Research by psychometric consulting firm SHL has found one third of job applicants are lying in their resume or interview, putting employers at risk of drawing the wrong candidate from an already shrinking talent pool.
It found that 32 per cent of job applicants stretch the truth; exaggerating work experience, offering fake references or lying about previous salaries.
Stephanie Christopher, SHL national director, said: “Organisations face an increasingly competitive job market, as the economy continues to grow in 2010. With this research confirming candidates are ‘massaging’ parts of their CV and experience, it is becoming more difficult for employers to identify and secure the right candidate.”
The research found that the most common embellishment was exaggerated or imagined work experience; with 17 per cent admitting to stretching the truth in this area.
The next most common lies were offering friends as false employer referees (16 per cent), lying about salary packages from previous jobs (10 per cent), making up references (6 per cent) and fabricating qualifications (3 per cent).
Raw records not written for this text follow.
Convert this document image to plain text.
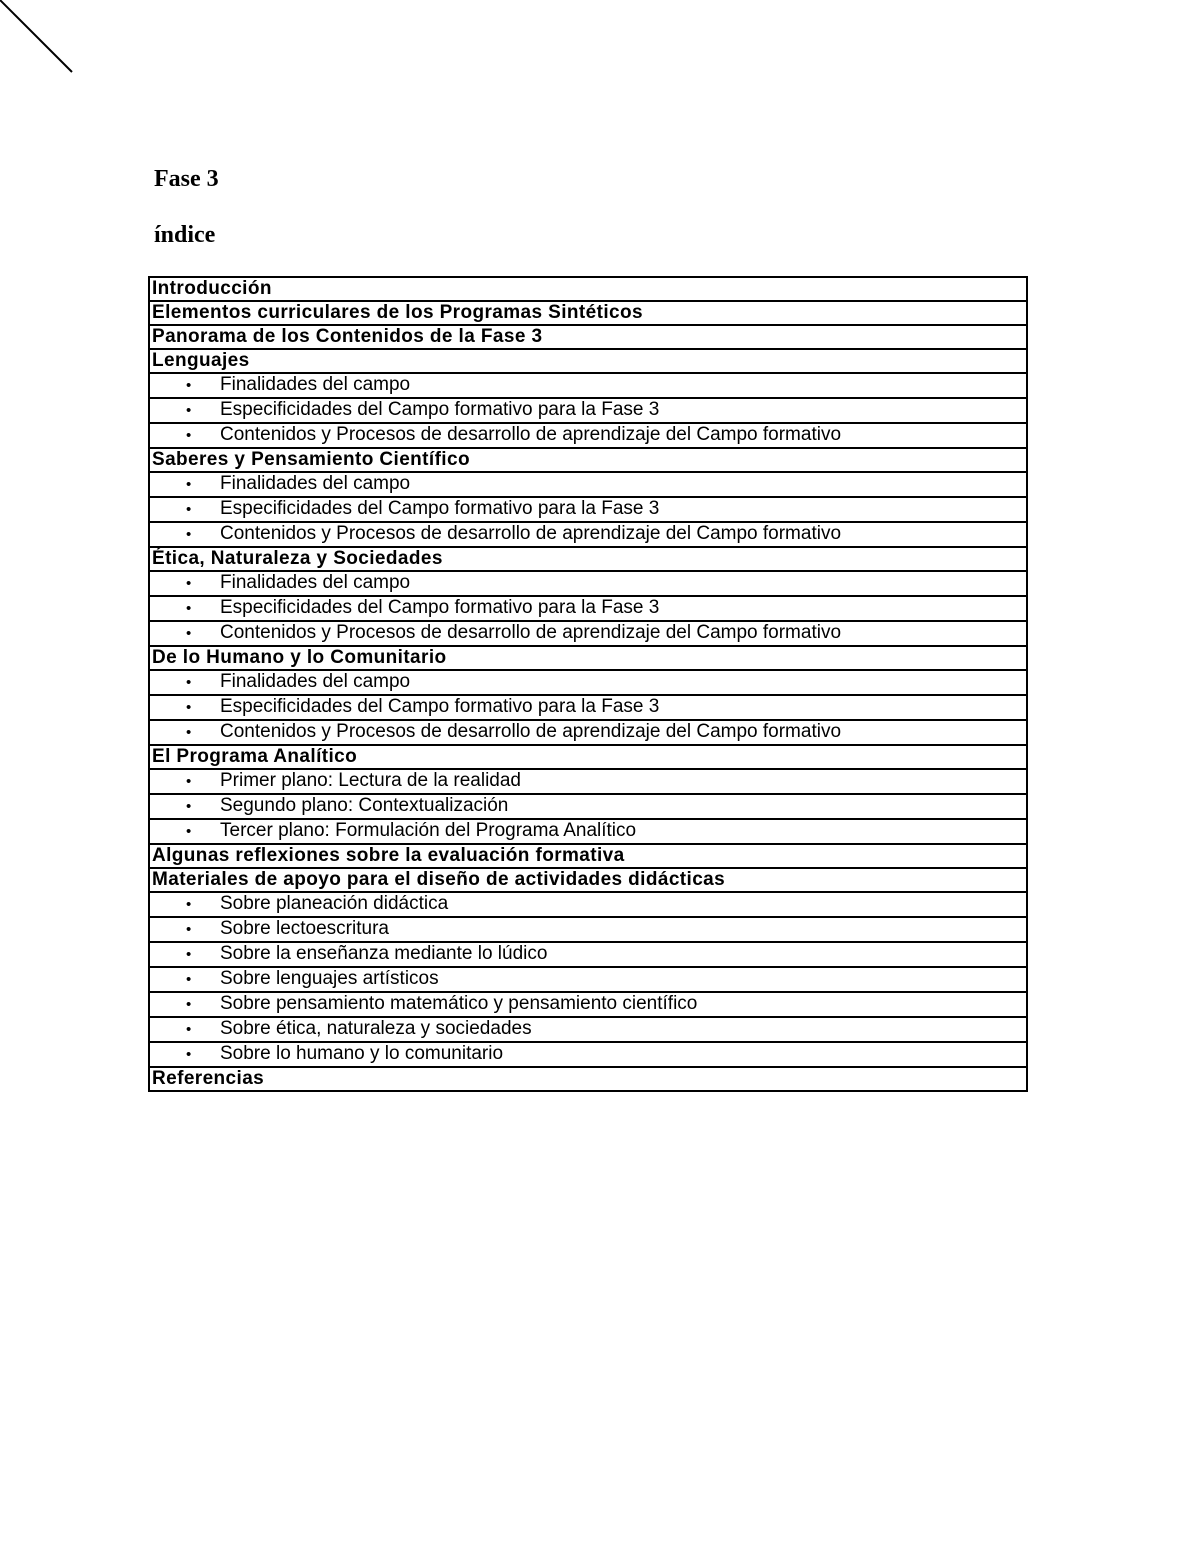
Fase 3
índice
Introducción
Elementos curriculares de los Programas Sintéticos
Panorama de los Contenidos de la Fase 3
Lenguajes
• Finalidades del campo
• Especificidades del Campo formativo para la Fase 3
• Contenidos y Procesos de desarrollo de aprendizaje del Campo formativo
Saberes y Pensamiento Científico
• Finalidades del campo
• Especificidades del Campo formativo para la Fase 3
• Contenidos y Procesos de desarrollo de aprendizaje del Campo formativo
Ética, Naturaleza y Sociedades
• Finalidades del campo
• Especificidades del Campo formativo para la Fase 3
• Contenidos y Procesos de desarrollo de aprendizaje del Campo formativo
De lo Humano y lo Comunitario
• Finalidades del campo
• Especificidades del Campo formativo para la Fase 3
• Contenidos y Procesos de desarrollo de aprendizaje del Campo formativo
El Programa Analítico
• Primer plano: Lectura de la realidad
• Segundo plano: Contextualización
• Tercer plano: Formulación del Programa Analítico
Algunas reflexiones sobre la evaluación formativa
Materiales de apoyo para el diseño de actividades didácticas
• Sobre planeación didáctica
• Sobre lectoescritura
• Sobre la enseñanza mediante lo lúdico
• Sobre lenguajes artísticos
• Sobre pensamiento matemático y pensamiento científico
• Sobre ética, naturaleza y sociedades
• Sobre lo humano y lo comunitario
Referencias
Christopher says that as demand for talent rises and skills shortages resurface, employers need to ensure they have a thorough recruitment process to secure the right person for the job.
“Reading hundreds of resumes or relying on gut instinct is a time consuming and unreliable method to select, or even shortlist staff. Not only are organisations at risk of hiring the wrong candidate, there is real potential that they have culled the best person for the job before reaching the interview stage,” says Christopher.